July 21st, 2013 No comments
Shang Dynasty jade dagger-axe treasured in Palace Museum. The silk and hemp fabric packaging closely adhered to the surface owing to the passage of time.

Shang Dynasty jade dagger-axe treasured in Palace Museum. The silk and hemp fabric packaging closely adhered to the surface owing to the passage of time.

Packaging is closely related to people’s daily life. Traditionally the guidelines on packaging in China are always “for the convenience of the users” and “pleasing to the eyes.”

In earlier days, natural materials were used in packing such as tree leaves, bamboo, lotus leaves, palm leaves, gourds, cocoanut shells, shells of shellfish, animal skin, etc. Later on, man-made material were used including fabrics, ceramics, metals, lacquer ware, woodware, jadeware, paper, etc. As early as the late years of the primitive society, packaging had already started. Bamboo tubes, gourd shells, cocoanut shells, earthen jugs, etc. were used to hold liquids; baskets made from bamboo or willow twigs, were used to hold solid objects. Sometimes commodities were directed wrapped in bamboo leaves, lotus leaves, etc. In China materials, ornaments and styles in packaging differ in different historical periods, changing with the productivity, and scientific and technological development, and conforming to the fashion of the time.

The pottery wares emerged in the Neolithic Age was the first great invention of man-made packaging materials. In comparison with natural materials, they have the advantages of being durable, antiseptic, and anti-worm-eaten.
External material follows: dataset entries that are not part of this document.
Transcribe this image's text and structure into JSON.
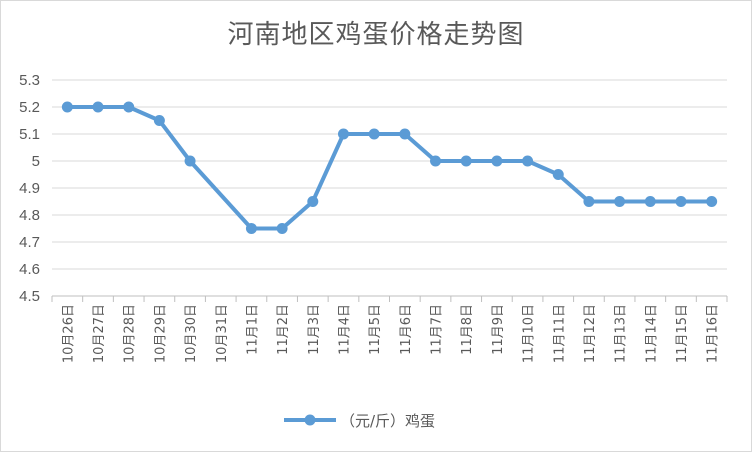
{
  "chart_data": {
    "type": "line",
    "title": "河南地区鸡蛋价格走势图",
    "xlabel": "",
    "ylabel": "",
    "ylim": [
      4.5,
      5.3
    ],
    "yticks": [
      4.5,
      4.6,
      4.7,
      4.8,
      4.9,
      5,
      5.1,
      5.2,
      5.3
    ],
    "grid": true,
    "legend_position": "bottom",
    "categories": [
      "10月26日",
      "10月27日",
      "10月28日",
      "10月29日",
      "10月30日",
      "10月31日",
      "11月1日",
      "11月2日",
      "11月3日",
      "11月4日",
      "11月5日",
      "11月6日",
      "11月7日",
      "11月8日",
      "11月9日",
      "11月10日",
      "11月11日",
      "11月12日",
      "11月13日",
      "11月14日",
      "11月15日",
      "11月16日"
    ],
    "series": [
      {
        "name": "（元/斤）鸡蛋",
        "color": "#5b9bd5",
        "values": [
          5.2,
          5.2,
          5.2,
          5.15,
          5.0,
          null,
          4.75,
          4.75,
          4.85,
          5.1,
          5.1,
          5.1,
          5.0,
          5.0,
          5.0,
          5.0,
          4.95,
          4.85,
          4.85,
          4.85,
          4.85,
          4.85
        ]
      }
    ]
  }
}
They also excel in long-distance transportation and in being various in forms. It is interesting that the earliest food cans were discovered in China – the twelve airtight food cans unearthed in Baoshan of Hubei in 316 B.C. These cans were tightly sealed with multi-layer materials such as straw mats, bamboo leaves, wet clay, etc. Individual cans were cased with bamboo baskets having a handle above for convenient carrying. On the outmost layer, silk was covered before they were tied up with thin bamboo strips or silk ribbon, which were sealed with clay, attached with label bearing the description of the food contained in the can. By this process the food can be kept for a long period of time without going bad or discoloring.